Son dakikada iddianamede! Tuğgeneral Aydın’la ilgili soruşturma tamamlandı

1993’te şehit edilen Tuğgeneral Aydın’la ilgili soruşturma tamamlandı.

Gizli tanık ifadelerine dayanan iddianamede, “Aydın’ı dönemin JİTEM TİM Komutanı öldürttü” denildi.

Diyarbakır Cumhuriyet Başsavcılığınca, aralarında 22 Ekim 1993 tarihinde Lice’de uğradığı suikast sonucu öldürülen dönemin Jandarma Bölge Komutanı Tuğgeneral Bahtiyar Aydın’ın da bulunduğu 2’si asker 16 kişinin ölümüyle ilgili iddianamede, çarpıcı suçlamalarda bulunuldu. İşte tanık ve gizli tanık ifadelerine de yer verilen iddianameden detaylar:

‘Ölürse kurtulurum’

“Gizli tanık Ataç, JİTEM’de Tim komutanı olarak görev yapan Yüzbaşı Tünay Yanardağ ile Bahtiyar Aydın arasında okuldaki anlaşmazlıklarının Diyarbakır’da devam ettiğini, Yanardağ’ın Tuğgeneral Aydın’ı kast ederek, ‘Ankara’da bu heriften kurtulamadım, buraya geldim yine kurtulamadım, bundan ancak öldürürsem kurtulurum, başımıza bela oldu’ şeklinde kendi kendine sürekli konuştuğunu anlatmıştır.
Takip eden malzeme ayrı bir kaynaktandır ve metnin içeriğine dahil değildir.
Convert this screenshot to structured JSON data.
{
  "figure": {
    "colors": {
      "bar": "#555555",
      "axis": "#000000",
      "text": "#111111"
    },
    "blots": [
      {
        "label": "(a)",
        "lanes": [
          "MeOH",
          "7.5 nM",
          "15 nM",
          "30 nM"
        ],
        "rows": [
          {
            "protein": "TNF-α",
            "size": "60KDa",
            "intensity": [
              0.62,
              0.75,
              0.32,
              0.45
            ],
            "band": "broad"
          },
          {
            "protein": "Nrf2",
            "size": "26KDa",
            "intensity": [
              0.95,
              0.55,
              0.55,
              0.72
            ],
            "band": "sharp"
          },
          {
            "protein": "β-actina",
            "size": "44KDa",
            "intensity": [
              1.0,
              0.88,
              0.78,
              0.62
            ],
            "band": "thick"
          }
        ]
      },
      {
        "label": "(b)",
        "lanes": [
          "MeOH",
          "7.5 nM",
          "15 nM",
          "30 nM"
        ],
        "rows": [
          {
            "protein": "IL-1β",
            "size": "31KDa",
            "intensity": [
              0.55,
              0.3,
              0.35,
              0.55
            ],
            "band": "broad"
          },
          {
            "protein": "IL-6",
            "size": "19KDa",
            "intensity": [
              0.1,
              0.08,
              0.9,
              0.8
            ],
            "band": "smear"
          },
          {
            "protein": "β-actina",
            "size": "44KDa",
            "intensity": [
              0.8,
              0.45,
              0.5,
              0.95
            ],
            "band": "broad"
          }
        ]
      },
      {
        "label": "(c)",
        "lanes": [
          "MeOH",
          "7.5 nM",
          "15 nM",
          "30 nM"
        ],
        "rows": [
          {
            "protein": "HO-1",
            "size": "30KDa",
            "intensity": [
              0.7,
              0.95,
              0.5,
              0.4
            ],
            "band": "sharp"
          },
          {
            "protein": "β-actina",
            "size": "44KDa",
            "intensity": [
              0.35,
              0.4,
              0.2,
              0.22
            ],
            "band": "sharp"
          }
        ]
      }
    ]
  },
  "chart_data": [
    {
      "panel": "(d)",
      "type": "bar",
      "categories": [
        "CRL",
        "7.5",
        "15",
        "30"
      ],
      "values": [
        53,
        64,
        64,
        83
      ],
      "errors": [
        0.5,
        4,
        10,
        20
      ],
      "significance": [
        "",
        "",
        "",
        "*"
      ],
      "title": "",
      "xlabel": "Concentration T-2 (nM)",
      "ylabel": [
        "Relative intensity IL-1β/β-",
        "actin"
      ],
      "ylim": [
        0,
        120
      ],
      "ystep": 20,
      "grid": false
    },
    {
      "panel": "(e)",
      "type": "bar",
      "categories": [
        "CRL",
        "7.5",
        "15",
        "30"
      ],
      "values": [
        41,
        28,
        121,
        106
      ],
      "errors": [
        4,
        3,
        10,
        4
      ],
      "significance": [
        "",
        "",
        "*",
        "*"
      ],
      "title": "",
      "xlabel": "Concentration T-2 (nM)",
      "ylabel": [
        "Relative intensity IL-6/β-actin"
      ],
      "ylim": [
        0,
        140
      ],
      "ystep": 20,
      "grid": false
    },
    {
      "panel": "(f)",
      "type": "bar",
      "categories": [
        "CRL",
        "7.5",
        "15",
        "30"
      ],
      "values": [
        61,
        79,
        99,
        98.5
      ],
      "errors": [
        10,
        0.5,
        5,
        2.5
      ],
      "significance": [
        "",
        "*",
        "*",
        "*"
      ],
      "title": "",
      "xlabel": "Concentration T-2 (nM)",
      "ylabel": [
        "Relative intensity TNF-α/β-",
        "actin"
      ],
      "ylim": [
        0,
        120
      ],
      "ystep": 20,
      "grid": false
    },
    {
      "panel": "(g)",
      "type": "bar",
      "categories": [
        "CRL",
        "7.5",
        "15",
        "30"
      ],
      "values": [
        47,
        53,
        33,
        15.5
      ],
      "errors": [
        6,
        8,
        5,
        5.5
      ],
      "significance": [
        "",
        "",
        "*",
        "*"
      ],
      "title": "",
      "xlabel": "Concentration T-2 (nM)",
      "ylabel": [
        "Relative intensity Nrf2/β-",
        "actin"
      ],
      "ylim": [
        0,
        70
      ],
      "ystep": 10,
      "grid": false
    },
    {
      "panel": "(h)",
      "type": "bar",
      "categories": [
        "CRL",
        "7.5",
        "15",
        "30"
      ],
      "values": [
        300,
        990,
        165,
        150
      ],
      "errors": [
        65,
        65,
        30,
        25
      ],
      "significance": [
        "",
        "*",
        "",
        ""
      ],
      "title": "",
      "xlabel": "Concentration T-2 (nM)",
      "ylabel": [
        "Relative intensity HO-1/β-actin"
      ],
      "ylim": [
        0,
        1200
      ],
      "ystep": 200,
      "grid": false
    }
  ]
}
Tanık ayrıca, Cemil kod isimli itirafçı şahısla birlikte Tünay Yanardağ’ın, JİTEM adına bir duyum raporu hazırlayarak 22 Ekim 1993’te Lice’ye PKK tarafından saldırı yapılacağını bildirmesi neticesinde Aydın’ın helikopterle Lice’ye gittiğini, tugaya girdiği sırada, 300 metre çaprazından ‘Kanas’la Üsteğmen Tünay Yanardağ’ın organizesi ile tetikçilik görevini yapan Cemil kod veya aynı infaz timinde görevli bir başka kişi tarafından vurulduğunu beyan etmiştir.”

‘Örgüt faaliyeti’

“Olay günü PKK’nın Lice’ye saldırdığına ve Tuğgeneral Aydın’ı öldürdüğüne dair herhangi bir delil elde edilememiştir. Nitekim gündüz saatlerinde bir ilçenin basılıp yaklaşık 11 saat çatışmanın devam etmesine rağmen hiç bir teröristin ölü ya da sağ olarak ele geçirilememesi, aradan geçen 20 seneye rağmen bu eyleme katılanların tespit edilememiş olması PKK terör örgütünün bu saldırıyı gerçekleştirmediğini göstermiştir. Bu çapta bir eylemin bir albay tarafından planlanıp uygulanması mümkün olmaması karşısında, şüphelilerin bu eylemlerinin örgüt faaliyeti kapsamında olduğuna dair delillerin mahkemece değerlendirilmesi gerektiği düşünülmüştür.”

Susurluk davası

Yargıtay 8. Ceza Dairesinin “Susurluk Davası” ilgili kararındaki, “terörle mücadele ettikleri gerekçesiyle devlet imkanlarını suç işlemek amacıyla kullanan görevlilerin teşkil ettikleri bir teşekkül” ifadesine atıfta bulunulan iddianamede, “Bu tespit gerek yapılanma gerekse kullanılan yöntemler açısından şüphelilerin oluşturduğu teşekkülle büyük benzerlikler arz etmiştir” denildi.

‘Halkı isyana teşvik’

İddianamede, şüphelilerden Tünay Yanardağ’ın kimlik bilgileri tespit edilemeyen Cemil kod adlı itirafçı ile birlikte Bahtiyar Aydın’ı öldürttüğü, şüpheli Eşref Hatipoğlu’nun ise 14 vatandaşın ölümüne sebep olan operasyonu yönettiğinin anlaşıldığı ifade edildi. Sanıklar Yanardağ ve Hatipoğlu hakkında TCK’nın “Taammüden öldürme”, “Halkı isyana ve birbirini öldürmeye teşvik”, “Cürüm işlemek üzere teşekkül oluşturma” suçlarından ağırlaştırılmış müebbet hapis ile 24 yıla kadar hapis istendi.

Sakık da ‘Biz öldürmedik’ demişti

Bir dönem PKK’nın ikinci adamı olan Şemdin Sakık da Ergenekon davasında önce gizli tanık ‘Poyraz’ kod adıyla, daha sonra da kendisini açık ederek tanık sıfatıyla ifade vermiş, Aydın’ı PKK’nın öldürmediğini söylemişti: “Bahtiyar Aydın’ı ‘çatışma var’ diyerek Lice’ye getirip orada, hemen helikopter pistinde vurdular. O zaman alandaydım. Anında kendilerini telsizden aramış, ‘Paşanızı vuracak kadar kudurdunuz’ dediğimde küfrederek telsizi kapatmışlardı. Biz bir general öldürsek reklamını yapardık.”